Virtually all diesel engines require a lift pump to get the fuel from the tank to the high pressure pump and into the engine. There is a noted oddity in recent history, that being the Duramax engine from GM. From its introduction in 2001 through 2016, it didn't have a lift pump (this is news to me too!). What makes this strange is, the injection pump on the Duramax is the CP3, which is virtually the same pump found in the Cummings diesel engines, yet Chrysler chose to use a lift pump with it. These are common rail systems, so there isn't a mechanical injector involved.

I would assume since the CP3 pump can function on a Duramax without a lift pump just fine, others could also do the same thing. I wouldn't recommend it. In fact, it seems there are a lot of people who add a lift pump on their Duramax equipped vehicle to help prevent CP3 failure. While a CP3 can last upwards of 200k miles without issues without one, it is my understanding they can last a whole lot longer with one.

As far as a mechanical plunger, most that I have seen pressurize the diesel at the head using a cam lobe to do the job (the Detroit Diesel 71 series, for example). I do not believe these have the ability to suck fuel, but need some sort of fuel flow to them in order to work correctly and efficiently.

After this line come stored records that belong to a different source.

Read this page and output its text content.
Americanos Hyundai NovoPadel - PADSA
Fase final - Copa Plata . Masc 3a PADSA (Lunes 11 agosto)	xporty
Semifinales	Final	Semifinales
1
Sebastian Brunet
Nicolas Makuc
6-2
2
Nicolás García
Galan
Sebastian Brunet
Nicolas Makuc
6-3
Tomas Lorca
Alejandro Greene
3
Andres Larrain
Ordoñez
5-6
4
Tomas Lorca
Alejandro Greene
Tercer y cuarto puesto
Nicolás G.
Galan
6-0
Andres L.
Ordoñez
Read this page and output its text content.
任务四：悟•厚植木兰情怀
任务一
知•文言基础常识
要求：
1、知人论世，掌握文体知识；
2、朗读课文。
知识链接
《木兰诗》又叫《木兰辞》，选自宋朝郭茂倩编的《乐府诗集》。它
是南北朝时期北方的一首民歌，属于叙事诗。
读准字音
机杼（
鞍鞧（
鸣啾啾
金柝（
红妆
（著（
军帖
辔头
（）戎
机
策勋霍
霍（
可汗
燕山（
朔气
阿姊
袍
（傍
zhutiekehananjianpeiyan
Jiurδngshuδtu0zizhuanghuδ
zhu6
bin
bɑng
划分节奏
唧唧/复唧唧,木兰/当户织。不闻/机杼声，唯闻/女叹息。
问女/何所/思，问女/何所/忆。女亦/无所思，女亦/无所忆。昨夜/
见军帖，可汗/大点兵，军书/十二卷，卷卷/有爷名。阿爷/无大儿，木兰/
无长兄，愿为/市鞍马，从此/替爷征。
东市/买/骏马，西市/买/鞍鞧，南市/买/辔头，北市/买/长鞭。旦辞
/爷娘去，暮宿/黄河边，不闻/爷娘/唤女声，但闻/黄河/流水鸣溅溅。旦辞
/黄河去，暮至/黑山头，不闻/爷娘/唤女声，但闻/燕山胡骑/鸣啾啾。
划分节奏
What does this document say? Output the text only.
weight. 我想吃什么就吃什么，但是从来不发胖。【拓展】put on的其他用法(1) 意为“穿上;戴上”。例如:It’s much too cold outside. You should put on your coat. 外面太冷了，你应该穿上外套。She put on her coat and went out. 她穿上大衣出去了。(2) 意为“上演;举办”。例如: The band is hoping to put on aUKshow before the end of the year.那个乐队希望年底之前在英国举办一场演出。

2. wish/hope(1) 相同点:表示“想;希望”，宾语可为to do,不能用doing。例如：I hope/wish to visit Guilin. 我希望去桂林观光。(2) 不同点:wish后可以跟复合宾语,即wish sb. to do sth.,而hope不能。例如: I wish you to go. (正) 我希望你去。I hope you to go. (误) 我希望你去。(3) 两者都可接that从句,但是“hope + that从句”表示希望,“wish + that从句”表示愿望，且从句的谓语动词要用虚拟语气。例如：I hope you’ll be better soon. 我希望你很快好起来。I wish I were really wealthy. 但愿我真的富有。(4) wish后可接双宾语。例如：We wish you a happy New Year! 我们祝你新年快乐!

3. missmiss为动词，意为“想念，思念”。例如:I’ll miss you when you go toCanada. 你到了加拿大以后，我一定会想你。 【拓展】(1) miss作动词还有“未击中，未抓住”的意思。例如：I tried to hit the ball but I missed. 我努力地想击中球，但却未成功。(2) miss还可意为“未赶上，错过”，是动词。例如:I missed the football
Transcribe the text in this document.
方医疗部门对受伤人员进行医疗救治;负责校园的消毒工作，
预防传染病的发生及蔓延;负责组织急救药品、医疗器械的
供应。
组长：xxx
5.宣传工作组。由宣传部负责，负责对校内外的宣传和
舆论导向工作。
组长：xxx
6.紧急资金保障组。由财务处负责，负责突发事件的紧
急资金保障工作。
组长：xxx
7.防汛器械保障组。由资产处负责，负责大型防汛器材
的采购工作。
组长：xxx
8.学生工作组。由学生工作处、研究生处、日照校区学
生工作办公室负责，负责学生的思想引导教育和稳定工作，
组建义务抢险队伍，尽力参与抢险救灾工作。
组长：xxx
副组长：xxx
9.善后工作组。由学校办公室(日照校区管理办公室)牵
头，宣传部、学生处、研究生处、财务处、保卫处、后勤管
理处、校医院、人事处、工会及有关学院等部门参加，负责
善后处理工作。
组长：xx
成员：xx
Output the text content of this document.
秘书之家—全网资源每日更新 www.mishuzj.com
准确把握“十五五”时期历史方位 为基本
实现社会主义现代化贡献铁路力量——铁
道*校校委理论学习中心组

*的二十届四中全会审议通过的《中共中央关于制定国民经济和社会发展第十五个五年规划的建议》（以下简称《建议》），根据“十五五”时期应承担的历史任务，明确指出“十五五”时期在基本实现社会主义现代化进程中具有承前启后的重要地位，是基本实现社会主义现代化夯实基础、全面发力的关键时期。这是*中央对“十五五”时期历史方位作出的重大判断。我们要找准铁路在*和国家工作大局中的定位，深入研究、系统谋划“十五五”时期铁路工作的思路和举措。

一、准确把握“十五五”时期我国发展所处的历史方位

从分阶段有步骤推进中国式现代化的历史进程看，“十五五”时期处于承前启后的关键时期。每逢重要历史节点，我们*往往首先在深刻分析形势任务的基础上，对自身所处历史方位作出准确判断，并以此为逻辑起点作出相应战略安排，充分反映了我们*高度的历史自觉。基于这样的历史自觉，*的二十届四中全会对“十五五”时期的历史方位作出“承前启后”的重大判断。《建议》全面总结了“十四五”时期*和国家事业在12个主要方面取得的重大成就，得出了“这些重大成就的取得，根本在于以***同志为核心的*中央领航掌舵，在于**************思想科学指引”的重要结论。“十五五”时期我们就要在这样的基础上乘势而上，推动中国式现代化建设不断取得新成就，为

As far as air in the lines, a lift pump will not affect whether there is air in the lines or not. Air is usually entered into the lines if the fuel level gets too low or there is some sort of breach in the system where air can enter. Air in an injection pump is bad news. Remember, diesel isn't technically a fuel, it's an oil. It's a byproduct of the distillation process to create other products from crude oil. Since its an oil, it also functions to lubricate internal parts of the injection system. If there's air in there where there should be diesel, running it for too long can and will cause damage.